Solch sogenannten Transshipments wurden schon einige Male von zivilen Rettungsschiffen durchgeführt. Aber dieses Ereignis war insofern speziell, als das MRCC Bremen uns offiziell um Hilfe gebeten hatte, da sonst niemand auf den Notruf reagierte, niemand helfen konnte oder wollte.

Die BSG Bahamas, rechts die Sea-Eye 4: das Transshipment ist keine einfache Sache. ©Joe Rabe

Das deutsche Schiff und auch die BSG Bahamas sind nicht für Bergung, Versorgung, Behandlung und Unterbringung von Schiffbrüchigen geeignet. Die Sea-Eye 4 allerdings schon.

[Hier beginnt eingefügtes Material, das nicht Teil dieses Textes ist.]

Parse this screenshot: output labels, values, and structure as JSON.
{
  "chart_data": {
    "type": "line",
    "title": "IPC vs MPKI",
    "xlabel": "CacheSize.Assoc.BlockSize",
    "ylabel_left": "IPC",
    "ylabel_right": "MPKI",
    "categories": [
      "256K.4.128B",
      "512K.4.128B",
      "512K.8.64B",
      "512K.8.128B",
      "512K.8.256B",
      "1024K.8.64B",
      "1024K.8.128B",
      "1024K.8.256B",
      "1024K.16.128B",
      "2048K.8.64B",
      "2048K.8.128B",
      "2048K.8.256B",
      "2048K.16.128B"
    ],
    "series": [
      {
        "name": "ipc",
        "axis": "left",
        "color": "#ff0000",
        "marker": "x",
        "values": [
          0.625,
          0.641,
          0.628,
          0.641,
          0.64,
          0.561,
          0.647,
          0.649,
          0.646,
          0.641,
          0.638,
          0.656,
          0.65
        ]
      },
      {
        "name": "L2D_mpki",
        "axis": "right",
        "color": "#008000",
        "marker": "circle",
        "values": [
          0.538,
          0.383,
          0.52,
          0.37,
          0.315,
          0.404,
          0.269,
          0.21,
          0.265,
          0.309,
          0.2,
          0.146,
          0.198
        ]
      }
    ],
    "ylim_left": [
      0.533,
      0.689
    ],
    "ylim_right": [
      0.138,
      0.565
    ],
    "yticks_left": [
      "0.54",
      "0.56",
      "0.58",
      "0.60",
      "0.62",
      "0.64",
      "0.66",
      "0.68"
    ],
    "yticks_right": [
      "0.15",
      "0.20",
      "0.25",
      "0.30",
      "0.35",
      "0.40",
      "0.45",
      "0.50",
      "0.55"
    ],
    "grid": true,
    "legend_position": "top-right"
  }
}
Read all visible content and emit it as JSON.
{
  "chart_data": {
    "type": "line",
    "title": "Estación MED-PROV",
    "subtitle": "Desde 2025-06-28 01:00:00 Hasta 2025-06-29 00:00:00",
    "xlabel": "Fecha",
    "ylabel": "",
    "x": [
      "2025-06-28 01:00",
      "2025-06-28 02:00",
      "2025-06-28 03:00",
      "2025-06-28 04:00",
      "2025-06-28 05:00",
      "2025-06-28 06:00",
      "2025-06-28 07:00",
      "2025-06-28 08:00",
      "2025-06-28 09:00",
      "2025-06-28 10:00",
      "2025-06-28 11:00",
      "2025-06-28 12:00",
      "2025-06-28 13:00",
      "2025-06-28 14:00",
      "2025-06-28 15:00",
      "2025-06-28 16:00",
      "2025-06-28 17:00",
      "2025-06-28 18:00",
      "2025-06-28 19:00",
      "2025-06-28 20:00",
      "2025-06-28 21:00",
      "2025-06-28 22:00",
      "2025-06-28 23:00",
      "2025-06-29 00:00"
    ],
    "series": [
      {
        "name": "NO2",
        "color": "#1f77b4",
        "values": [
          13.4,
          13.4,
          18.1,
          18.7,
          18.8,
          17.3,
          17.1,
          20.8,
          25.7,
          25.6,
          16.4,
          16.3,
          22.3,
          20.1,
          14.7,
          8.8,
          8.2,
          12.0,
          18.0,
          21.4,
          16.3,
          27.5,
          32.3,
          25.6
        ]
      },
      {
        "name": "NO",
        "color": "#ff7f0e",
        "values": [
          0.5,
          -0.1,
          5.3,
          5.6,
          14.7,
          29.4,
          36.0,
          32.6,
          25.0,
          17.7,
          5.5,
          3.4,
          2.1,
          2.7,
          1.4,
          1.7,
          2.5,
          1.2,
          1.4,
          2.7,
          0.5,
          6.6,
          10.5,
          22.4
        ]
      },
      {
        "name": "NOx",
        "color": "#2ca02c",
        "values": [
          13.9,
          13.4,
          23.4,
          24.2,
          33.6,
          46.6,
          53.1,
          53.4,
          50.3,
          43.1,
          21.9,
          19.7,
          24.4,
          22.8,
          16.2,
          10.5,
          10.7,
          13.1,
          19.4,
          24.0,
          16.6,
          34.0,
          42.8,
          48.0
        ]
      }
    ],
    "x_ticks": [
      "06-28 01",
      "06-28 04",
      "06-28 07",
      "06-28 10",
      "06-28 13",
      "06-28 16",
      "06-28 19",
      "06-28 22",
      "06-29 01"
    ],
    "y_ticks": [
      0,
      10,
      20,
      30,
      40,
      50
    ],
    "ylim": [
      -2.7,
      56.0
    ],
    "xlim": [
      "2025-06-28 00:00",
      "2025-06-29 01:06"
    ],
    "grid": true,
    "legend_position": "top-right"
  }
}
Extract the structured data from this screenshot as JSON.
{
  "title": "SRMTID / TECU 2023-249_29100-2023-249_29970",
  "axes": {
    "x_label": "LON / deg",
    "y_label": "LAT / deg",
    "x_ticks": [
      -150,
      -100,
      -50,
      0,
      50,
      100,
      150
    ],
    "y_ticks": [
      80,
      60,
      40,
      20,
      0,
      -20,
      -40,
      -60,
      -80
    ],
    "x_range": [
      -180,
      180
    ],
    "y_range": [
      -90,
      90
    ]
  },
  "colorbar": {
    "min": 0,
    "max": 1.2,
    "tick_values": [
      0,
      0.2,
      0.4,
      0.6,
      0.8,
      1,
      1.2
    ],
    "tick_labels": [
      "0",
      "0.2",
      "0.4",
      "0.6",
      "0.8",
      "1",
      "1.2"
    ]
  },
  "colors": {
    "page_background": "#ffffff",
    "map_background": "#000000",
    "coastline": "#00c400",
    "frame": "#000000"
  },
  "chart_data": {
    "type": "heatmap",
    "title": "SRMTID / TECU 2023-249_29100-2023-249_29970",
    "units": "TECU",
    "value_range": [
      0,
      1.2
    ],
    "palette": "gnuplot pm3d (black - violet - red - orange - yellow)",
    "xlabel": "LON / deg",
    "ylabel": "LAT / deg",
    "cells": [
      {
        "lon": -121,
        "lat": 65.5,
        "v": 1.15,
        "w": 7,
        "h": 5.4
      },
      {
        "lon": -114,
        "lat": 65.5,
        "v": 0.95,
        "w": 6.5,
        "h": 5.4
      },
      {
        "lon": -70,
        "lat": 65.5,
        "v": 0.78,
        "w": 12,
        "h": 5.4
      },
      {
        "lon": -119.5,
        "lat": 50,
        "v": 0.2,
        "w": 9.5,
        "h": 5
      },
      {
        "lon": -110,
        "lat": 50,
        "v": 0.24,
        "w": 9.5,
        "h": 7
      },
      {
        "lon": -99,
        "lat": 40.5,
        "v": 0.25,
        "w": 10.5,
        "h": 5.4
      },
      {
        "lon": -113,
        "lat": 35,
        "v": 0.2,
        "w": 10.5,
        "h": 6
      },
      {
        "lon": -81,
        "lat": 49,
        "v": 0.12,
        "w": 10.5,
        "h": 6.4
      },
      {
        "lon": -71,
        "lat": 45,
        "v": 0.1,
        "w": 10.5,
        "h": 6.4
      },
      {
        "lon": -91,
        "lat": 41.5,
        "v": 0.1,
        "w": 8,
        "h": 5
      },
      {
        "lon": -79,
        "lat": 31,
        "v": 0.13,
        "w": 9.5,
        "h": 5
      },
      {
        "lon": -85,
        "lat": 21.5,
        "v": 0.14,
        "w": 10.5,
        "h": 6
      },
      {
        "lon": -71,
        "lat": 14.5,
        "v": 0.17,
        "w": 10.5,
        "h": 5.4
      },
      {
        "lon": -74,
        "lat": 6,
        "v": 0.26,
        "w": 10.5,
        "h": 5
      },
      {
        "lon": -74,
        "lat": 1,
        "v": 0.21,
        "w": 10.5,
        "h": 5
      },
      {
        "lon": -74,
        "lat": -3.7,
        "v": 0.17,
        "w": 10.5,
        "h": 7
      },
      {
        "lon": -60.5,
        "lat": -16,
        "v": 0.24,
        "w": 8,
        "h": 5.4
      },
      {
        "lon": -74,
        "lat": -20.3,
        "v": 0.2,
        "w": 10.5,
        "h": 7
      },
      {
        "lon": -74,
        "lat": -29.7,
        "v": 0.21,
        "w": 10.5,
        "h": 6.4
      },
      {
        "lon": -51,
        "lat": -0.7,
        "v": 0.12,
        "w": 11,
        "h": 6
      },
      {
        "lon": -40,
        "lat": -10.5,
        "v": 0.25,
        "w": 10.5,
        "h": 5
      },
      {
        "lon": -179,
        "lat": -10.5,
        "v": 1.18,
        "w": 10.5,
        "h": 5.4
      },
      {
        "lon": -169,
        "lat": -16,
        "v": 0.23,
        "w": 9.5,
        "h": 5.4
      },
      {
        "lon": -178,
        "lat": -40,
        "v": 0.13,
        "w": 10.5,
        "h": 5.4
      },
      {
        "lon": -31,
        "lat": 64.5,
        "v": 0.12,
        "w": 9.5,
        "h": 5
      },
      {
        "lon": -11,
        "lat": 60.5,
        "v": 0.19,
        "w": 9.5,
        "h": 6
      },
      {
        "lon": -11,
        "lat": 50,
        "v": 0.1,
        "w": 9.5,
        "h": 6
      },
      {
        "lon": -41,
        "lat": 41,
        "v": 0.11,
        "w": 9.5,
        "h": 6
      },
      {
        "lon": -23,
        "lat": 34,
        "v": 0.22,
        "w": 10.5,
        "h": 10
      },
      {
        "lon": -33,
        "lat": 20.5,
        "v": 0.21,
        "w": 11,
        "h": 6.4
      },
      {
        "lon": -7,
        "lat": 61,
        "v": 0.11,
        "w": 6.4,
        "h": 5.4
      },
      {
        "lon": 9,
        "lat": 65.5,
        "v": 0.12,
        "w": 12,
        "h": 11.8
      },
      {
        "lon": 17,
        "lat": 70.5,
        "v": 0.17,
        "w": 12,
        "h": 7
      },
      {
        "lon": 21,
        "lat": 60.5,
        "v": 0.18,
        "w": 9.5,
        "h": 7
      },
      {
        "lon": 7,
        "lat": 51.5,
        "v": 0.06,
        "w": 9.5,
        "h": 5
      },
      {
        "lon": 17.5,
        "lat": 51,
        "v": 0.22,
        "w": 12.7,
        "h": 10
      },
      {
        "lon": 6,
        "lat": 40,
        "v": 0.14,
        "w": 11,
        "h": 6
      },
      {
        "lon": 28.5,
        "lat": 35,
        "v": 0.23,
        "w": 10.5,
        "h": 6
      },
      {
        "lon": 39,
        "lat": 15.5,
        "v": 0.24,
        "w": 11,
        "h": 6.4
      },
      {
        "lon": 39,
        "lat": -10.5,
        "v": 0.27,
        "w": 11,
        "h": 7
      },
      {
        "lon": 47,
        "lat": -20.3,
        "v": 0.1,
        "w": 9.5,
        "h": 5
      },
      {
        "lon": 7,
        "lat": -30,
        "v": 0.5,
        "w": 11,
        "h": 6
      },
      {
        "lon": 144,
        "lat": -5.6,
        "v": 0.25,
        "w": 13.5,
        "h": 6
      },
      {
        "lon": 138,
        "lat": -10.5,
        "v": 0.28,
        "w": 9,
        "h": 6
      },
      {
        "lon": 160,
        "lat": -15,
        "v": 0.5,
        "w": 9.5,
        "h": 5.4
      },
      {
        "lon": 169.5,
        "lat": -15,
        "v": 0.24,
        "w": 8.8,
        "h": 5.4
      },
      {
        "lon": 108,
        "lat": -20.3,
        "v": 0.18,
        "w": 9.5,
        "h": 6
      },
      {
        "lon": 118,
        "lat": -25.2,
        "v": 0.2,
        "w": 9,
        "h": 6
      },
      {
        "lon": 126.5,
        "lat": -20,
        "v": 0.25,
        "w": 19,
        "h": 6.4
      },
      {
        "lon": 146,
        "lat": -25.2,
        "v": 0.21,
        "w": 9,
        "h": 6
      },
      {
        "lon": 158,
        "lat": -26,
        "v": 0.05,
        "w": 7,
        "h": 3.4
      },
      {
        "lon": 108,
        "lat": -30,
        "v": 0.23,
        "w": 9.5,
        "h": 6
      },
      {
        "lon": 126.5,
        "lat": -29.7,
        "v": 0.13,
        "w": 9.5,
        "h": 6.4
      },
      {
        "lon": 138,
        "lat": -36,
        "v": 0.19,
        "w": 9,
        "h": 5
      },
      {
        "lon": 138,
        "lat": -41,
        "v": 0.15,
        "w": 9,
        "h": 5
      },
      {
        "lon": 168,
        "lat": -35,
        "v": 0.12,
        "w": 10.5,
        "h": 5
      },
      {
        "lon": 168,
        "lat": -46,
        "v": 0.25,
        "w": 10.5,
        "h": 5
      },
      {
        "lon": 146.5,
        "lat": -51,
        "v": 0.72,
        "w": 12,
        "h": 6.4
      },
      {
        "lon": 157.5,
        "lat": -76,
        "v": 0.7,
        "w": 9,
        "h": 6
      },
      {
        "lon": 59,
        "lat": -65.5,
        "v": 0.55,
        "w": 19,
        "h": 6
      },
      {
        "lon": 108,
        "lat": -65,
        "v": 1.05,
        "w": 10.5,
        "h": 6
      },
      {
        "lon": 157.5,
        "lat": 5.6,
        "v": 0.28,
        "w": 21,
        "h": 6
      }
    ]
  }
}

In der Vergangenheit haben zivile Seenotrettungsorganisationen oft erlebt, dass die MRCCs der Länder Malta, Italien und Deutschland versucht haben, die Verantwortung von sich zu weisen. Insbesondere Malta verhielt sich oft sehr problematisch. Seine Rettungsleitstelle schaltete immer wieder schlicht auf „stumm“, und sie behaupteten, sie seien nicht zuständig.

Das ist nicht bloß falsch, sondern zudem auch höchst menschenverachtend. Diese Männer mussten länger auf See ausharren, weil Malta jegliche Hilfe verweigerte, in der zynischen „Hoffnung“, sie würden lange genug durchhalten und dann von der libyschen Küstenwache illegal zurück nach Libyen gebracht.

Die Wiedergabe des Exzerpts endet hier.